Objective: apply matrix factorization for recommendation systems.

We approximate the rating \(r_{u,i}\) (user \(u\), item \(i\)) by: \[ \hat{r}_{u,i} = \mu + b_u + b_i + \mathbf{p}_u^\top \mathbf{q}_i \]

Minimizing the mean squared error with \(L_2\) regularization: \[ L = \sum_{(u,i)} (r_{u,i} - \hat{r}_{u,i})^2 + \lambda \left(||\mathbf{p}_u||^2 + ||\mathbf{q}_i||^2 + b_u^2 + b_i^2\right) \]

Task

  • Use nn.Embedding for \(p_u, q_i, b_u, b_i\).
  • Compute \(\hat{r}_{u,i}\) in forward and optimize the loss with MSE.
  • Train on the movielens-100k dataset.
  • Provide top-K recommendations for a user.

6: RNN for Time Series

Objective: predict values in a time series using recurrent networks.

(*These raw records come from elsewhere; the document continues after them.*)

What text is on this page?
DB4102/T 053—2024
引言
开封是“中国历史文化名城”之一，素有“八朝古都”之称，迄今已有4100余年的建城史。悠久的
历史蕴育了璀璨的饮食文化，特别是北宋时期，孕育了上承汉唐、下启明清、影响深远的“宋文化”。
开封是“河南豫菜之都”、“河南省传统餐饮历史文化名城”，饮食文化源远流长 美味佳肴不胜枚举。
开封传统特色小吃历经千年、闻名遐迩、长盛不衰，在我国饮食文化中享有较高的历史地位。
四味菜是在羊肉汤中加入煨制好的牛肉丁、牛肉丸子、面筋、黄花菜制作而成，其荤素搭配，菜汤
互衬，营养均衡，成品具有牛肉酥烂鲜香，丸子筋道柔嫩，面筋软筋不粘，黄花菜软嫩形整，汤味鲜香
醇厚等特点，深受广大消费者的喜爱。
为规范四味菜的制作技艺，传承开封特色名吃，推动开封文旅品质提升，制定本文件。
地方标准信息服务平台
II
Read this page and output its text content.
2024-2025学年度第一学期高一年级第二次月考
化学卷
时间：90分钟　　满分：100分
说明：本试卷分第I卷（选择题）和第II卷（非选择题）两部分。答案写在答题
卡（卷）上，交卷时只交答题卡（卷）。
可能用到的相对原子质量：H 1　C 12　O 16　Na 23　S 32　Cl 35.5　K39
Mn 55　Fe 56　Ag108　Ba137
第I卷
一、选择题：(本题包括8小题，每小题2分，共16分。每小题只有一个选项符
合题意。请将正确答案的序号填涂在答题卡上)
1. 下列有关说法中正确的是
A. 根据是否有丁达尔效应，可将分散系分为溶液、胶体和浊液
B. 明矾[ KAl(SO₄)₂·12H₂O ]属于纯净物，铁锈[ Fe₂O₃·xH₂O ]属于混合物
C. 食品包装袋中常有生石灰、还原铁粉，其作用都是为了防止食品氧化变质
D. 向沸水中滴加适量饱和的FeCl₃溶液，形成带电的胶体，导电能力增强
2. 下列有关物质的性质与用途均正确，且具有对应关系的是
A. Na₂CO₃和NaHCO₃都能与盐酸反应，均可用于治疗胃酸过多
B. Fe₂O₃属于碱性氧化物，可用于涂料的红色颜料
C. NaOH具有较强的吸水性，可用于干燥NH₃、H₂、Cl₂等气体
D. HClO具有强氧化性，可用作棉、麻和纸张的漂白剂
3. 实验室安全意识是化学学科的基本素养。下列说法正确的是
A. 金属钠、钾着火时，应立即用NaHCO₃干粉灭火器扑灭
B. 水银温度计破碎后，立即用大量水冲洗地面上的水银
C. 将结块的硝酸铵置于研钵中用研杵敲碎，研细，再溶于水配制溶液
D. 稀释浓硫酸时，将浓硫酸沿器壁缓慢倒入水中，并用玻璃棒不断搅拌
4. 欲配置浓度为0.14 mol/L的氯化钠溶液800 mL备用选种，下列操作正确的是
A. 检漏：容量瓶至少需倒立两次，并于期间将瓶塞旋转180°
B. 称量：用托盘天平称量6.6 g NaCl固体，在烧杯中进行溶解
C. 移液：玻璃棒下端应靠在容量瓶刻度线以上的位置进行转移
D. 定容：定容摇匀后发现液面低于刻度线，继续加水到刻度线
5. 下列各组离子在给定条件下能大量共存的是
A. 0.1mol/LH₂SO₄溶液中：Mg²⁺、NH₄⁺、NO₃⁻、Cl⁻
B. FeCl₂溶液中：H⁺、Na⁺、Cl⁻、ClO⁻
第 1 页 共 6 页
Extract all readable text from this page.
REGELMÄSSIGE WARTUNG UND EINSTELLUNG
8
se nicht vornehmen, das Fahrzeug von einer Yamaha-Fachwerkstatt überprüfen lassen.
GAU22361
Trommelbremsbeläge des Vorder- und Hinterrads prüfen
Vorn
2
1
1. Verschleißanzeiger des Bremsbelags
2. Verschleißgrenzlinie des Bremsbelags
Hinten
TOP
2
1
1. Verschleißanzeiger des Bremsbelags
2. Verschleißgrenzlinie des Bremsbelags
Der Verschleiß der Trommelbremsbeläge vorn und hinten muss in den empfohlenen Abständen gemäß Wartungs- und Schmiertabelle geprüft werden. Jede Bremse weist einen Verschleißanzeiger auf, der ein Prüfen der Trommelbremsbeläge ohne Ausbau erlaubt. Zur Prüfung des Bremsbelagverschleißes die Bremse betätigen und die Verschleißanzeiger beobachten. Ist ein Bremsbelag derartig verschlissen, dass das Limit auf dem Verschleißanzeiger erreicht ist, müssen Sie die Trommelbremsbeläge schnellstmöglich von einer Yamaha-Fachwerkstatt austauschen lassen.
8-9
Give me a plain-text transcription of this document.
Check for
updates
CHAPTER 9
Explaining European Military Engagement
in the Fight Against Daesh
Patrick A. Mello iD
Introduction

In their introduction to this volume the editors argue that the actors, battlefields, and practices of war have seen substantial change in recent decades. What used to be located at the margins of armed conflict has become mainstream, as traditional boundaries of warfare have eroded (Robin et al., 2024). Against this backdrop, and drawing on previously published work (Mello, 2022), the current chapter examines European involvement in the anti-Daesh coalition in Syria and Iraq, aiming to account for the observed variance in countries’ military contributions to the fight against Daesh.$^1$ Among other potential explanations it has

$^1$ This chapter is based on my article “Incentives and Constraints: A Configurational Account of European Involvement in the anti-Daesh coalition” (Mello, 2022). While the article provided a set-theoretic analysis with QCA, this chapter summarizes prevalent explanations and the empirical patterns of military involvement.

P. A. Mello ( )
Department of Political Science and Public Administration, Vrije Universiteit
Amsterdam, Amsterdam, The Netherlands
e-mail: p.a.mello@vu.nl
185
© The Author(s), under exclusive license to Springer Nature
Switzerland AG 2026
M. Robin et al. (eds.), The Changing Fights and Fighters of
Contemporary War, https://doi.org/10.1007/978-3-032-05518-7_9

Given a sequence \((x_{t-k}, \dots, x_{t})\), predict \(x_{t+1}\) by updating the hidden state \(\mathbf{h}_t\): \[ \mathbf{h}_t = f(\mathbf{x}_t, \mathbf{h}_{t-1}), \quad \hat{x}_{t+1} = \mathbf{w}^\top \mathbf{h}_t + b \]

Task

  • Use the Sunspots dataset (statsmodels.api.datasets.sunspots).
  • Format data using history windows.
  • Implement a model with nn.RNN or nn.LSTM and nn.Linear.
  • Train by minimizing MSE and plot predictions against original data.